Kerry Callaghan, University of Minnesota Minneapolis Minnesota, United States. calla350@umn.edu
Andy Wickert, University of Minnesota Minneapolis Minnesota, United States. awickert@umn.edu
Ying Reinfelder, Rutgers University New Brunswick New Jersey, United States. yingfan@eps.rutgers.edu
Gonzalo Miguez-Macho, University of Santiago de Compostela Santiago de Compostela , Spain. gonzalo.miguez@usc.es
Crystal Ng, University of Minnesota Minneapolis Minnesota, United States. gcng@umn.edu
Jerry Mitrovica, Harvard University Cambridge Massachusetts, United States. jxm@eps.harvard.edu
Jacqueline Austermann, Columbia University New York New York, United States. jackya@ldeo.columbia.edu


Large-scale flow-routing algorithms efficiently route water to the ocean, often neglecting inland basins which may be able to form lakes.
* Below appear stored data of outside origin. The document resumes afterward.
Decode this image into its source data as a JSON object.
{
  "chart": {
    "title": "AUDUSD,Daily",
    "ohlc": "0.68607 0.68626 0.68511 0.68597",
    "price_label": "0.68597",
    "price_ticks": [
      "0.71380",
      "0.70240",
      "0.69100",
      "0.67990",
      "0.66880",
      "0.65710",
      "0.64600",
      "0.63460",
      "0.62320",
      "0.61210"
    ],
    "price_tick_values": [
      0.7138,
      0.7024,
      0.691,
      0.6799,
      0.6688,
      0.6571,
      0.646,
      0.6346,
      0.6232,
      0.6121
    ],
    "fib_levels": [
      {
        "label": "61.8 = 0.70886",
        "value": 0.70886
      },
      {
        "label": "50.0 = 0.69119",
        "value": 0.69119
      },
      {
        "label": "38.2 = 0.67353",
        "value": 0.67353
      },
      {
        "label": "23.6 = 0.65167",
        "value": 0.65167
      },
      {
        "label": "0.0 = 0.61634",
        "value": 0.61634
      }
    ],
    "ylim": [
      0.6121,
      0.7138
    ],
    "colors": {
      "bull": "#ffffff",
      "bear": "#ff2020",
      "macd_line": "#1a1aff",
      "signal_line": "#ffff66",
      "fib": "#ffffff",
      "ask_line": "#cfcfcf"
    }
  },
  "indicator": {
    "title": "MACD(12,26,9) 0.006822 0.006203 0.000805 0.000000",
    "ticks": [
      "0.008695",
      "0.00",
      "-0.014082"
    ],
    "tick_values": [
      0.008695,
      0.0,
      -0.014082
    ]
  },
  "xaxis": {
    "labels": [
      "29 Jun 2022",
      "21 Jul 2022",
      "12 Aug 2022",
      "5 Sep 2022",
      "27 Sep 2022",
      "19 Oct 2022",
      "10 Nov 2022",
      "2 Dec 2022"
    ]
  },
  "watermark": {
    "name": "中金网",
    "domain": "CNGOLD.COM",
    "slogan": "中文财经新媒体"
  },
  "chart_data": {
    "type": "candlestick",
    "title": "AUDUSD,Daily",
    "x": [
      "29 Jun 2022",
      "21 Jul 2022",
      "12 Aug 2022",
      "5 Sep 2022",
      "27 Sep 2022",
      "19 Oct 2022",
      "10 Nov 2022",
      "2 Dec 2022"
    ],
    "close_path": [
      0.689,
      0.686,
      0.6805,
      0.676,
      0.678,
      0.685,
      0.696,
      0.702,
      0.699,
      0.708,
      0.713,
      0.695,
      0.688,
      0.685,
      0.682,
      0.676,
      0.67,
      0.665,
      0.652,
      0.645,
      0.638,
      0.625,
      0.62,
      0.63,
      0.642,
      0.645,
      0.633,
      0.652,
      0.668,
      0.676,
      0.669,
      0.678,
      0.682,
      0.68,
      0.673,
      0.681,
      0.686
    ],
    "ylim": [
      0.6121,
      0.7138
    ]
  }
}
We combine groundwater and surface water routing components to allow visualisation of changing groundwater levels and lake locations and sizes through time. The groundwater component is based upon the model developed by Reinfelder et al (2013), and surface water is a simple downslope-flow algorithm. Our model requires as inputs topography, climatic data (recharge and winter temperature), and an approximation of hydraulic conductivity. The two outputs are depth to water table, and a surface water layer showing any lakes that would form under the starting conditions. The model can be run either to equilibrium in both surface and groundwater, or, if a starting depth to water table input is provided, the model can be run for any user-selected length of time with respect to groundwater movement. Since surface water movement is significantly faster than groundwater, it is always run to equilibrium. The model allows infiltration when surface water flows across cells that are not fully saturated in the groundwater, and it allows groundwater-fed lakes to form at locations where the topography and climate allow for this. We show sample results from this model on a test area. Future work using this model will include global model runs since the last glacial maximum, with ground truthing possible using past lake shoreline data. Changing depth to water table plus the surface water storage computed using this model allows computation of changing terrestrial water storage volume through time.